Wednesday, June 1, 2011

New Lower Red Clay Valley Blog

I need to put up this post to make up for an omission from the last one. While researching for the last post about the Continental Army encampment and battle that wasn't, I came across a new blog relating to the history of the Marshallton/Red Clay Valley area. Lower Red Clay Valley is authored by the same local resident, Denis Hehman, who also put up the Historic Lower Red Clay Valley PictureTrail site, which I've had a link to on this site for a while. While both sites have roughly the same mission, the new blog should end up being a more open, flexible platform for him to expand. While there is some text, the site mainly focuses on being a pictorial journey through the region.

As for the site's mission, here is how he puts it:
If you walked along the Red Clay Creek from Faulkland Road to a little beyond Stanton you would pass remnants of Delaware's history / heritage. Here are remains of a 19th. century amusement park, a 1860's steam train, saw and grist mills along with cotton mills that supplied cloth to the army during the Civil War. Here Gen. George Washington's Army entrenched in 1777 for the defense of Philadelphia and in 1782 the French camped here returning from the final battle of the Revolutionary War in Yorktown. Also, at the southern end is the W3R, The Washington - Rochambeau Revolutionary Route, a National Parks Service Trail.

If you were to stray away from the stream you could still find structures and landscapes that have supported these activities and more.

The intent of this site is to show these resources in photos and maybe a little text to help tell its story.
Already, Denis has posted pictures of St. Barnabas' Church, flooding along the Red Clay, an endangered house on Kiamensi Road, and a picture of a local semi-pro baseball team from 1932, among many other things. Also, the map and picture I used for the Battle of Red Clay post came courtesy of this site. If you want to see more, go take a look! And since this is in a blog format, unlike the old site (which is still active), there is commenting available on the posts, allowing for a more interactive experience. I personally think this is great, and I'd love to see a whole network of local history-focused sites someday. As we've seen here, there is certainly interest in the topic out there.
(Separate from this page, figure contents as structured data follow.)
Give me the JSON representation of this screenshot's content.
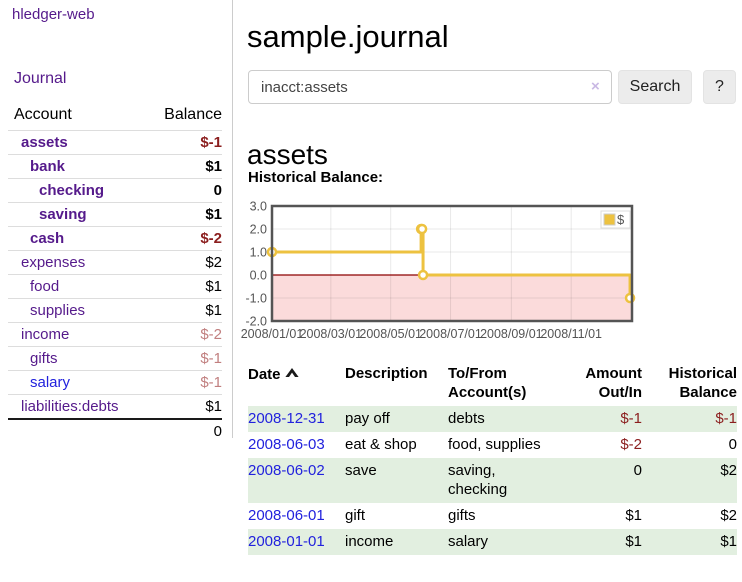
{
  "app": {
    "title": "hledger-web"
  },
  "sidebar": {
    "journal_link": "Journal",
    "header": {
      "account": "Account",
      "balance": "Balance"
    },
    "rows": [
      {
        "account": "assets",
        "balance": "$-1"
      },
      {
        "account": "bank",
        "balance": "$1"
      },
      {
        "account": "checking",
        "balance": "0"
      },
      {
        "account": "saving",
        "balance": "$1"
      },
      {
        "account": "cash",
        "balance": "$-2"
      },
      {
        "account": "expenses",
        "balance": "$2"
      },
      {
        "account": "food",
        "balance": "$1"
      },
      {
        "account": "supplies",
        "balance": "$1"
      },
      {
        "account": "income",
        "balance": "$-2"
      },
      {
        "account": "gifts",
        "balance": "$-1"
      },
      {
        "account": "salary",
        "balance": "$-1"
      },
      {
        "account": "liabilities:debts",
        "balance": "$1"
      }
    ],
    "total": "0"
  },
  "header": {
    "title": "sample.journal"
  },
  "search": {
    "value": "inacct:assets",
    "clear_icon": "×",
    "button": "Search",
    "help_button": "?"
  },
  "main": {
    "account_heading": "assets",
    "chart_label": "Historical Balance:"
  },
  "chart_data": {
    "type": "line",
    "title": "Historical Balance",
    "x_start": "2008-01-01",
    "x_end": "2009-01-02",
    "ylim": [
      -2,
      3
    ],
    "y_ticks": [
      3.0,
      2.0,
      1.0,
      0.0,
      -1.0,
      -2.0
    ],
    "x_ticks": [
      "2008/01/01",
      "2008/03/01",
      "2008/05/01",
      "2008/07/01",
      "2008/09/01",
      "2008/11/01"
    ],
    "series": [
      {
        "name": "$",
        "color": "#edc240",
        "steps": true,
        "points": [
          [
            "2008-01-01",
            1
          ],
          [
            "2008-06-01",
            2
          ],
          [
            "2008-06-02",
            2
          ],
          [
            "2008-06-03",
            0
          ],
          [
            "2008-12-31",
            -1
          ]
        ]
      }
    ],
    "legend_position": "top-right",
    "grid": true,
    "negative_region_color": "#fbdbdb",
    "zero_line_color": "#8c0000",
    "axis_text_color": "#545454",
    "border_color": "#545454"
  },
  "table": {
    "headers": {
      "date": "Date",
      "description": "Description",
      "account": "To/From Account(s)",
      "amount": "Amount Out/In",
      "balance": "Historical Balance"
    },
    "rows": [
      {
        "date": "2008-12-31",
        "description": "pay off",
        "account": "debts",
        "amount": "$-1",
        "balance": "$-1"
      },
      {
        "date": "2008-06-03",
        "description": "eat & shop",
        "account": "food, supplies",
        "amount": "$-2",
        "balance": "0"
      },
      {
        "date": "2008-06-02",
        "description": "save",
        "account": "saving, checking",
        "amount": "0",
        "balance": "$2"
      },
      {
        "date": "2008-06-01",
        "description": "gift",
        "account": "gifts",
        "amount": "$1",
        "balance": "$2"
      },
      {
        "date": "2008-01-01",
        "description": "income",
        "account": "salary",
        "amount": "$1",
        "balance": "$1"
      }
    ]
  }
}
Good luck, Denis, and I can't wait to see what beautiful pictures you post next!

1 comment:

  1. thanks you mentioned the LRCV blog is a little more interactive and allows for an easier way of showing off the resources in the Lower Red Clay Valley. This site is in no way to compete with yours, which is awesome. It just allows me to post things as I and others might view as interesting, whether old or current. The amount of the past remaining in the area is really great. I grew up not far from here and never knew until I moved here what was here or what "happened" here. Also, I am in no way a photographer but like recording in photos. Old photos are always a plus.